World Cup 2014

World Cup: Will the last 10 minutes continue to hurt the US national team against Germany?

There has been a lot of talk about the hot and humid conditions at this World Cup in Brazil.

Players have been cramping up in most every game, some have needed to change their shirts in the middle of the action, and we even saw a water break during a match.

Some would argue that these very conditions have led to a proliferation of goals in the last 10 minutes of games -- think Lionel Messi’s goal against Iran or Diego Godin’s goal against Italy.

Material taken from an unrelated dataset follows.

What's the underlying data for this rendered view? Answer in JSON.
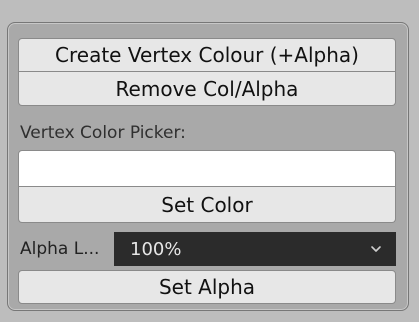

However, in reality there have been just 26 of 117 goals scored in the 80th minute or later at the 2014 World Cup entering Wednesday’s games. And this 22 percent proportion is actually similar to previous World Cups.

Have a look at the numbers below (goals scored in extratime have been removed).

YEAR GOALS GOALS 80TH MINUTE OR LATER PROPORTION
1998 170 34 24.8%
2002 158 25 15.8%
2006 145 36 24.8%
2010 144 29 20.1%
2014 117 26 22.2%

Two of these 26 late goals were scored against the United States (tied for most at the World Cup with four other teams -- Australia, Japan, Croatia and France): one by Ghana's Andre Ayew and the other by Portuguese winger Silvestre Varela. This has been the continuation of a worrying trend for the US as they also conceded in the 80th minute or later in their last two friendlies before leaving for Brazil.

Is it just coincidence? Or perhaps tiring legs come into play?

If it is related to fitness, then Thursday's match against Germany will present concerns. First, the USA are coming off a match played in Manaus and the four teams which have played there previously have lost their next match. And then there's the minor detail of having one less day of rest compared to the Germans.

Ghana's late goal was cancelled out by John Brooks and the 95th-minute goal conceded to Portugal was a heartbreaker. But if the trend continues against Germany, it could cost the Americans a ticket to the Round of 16.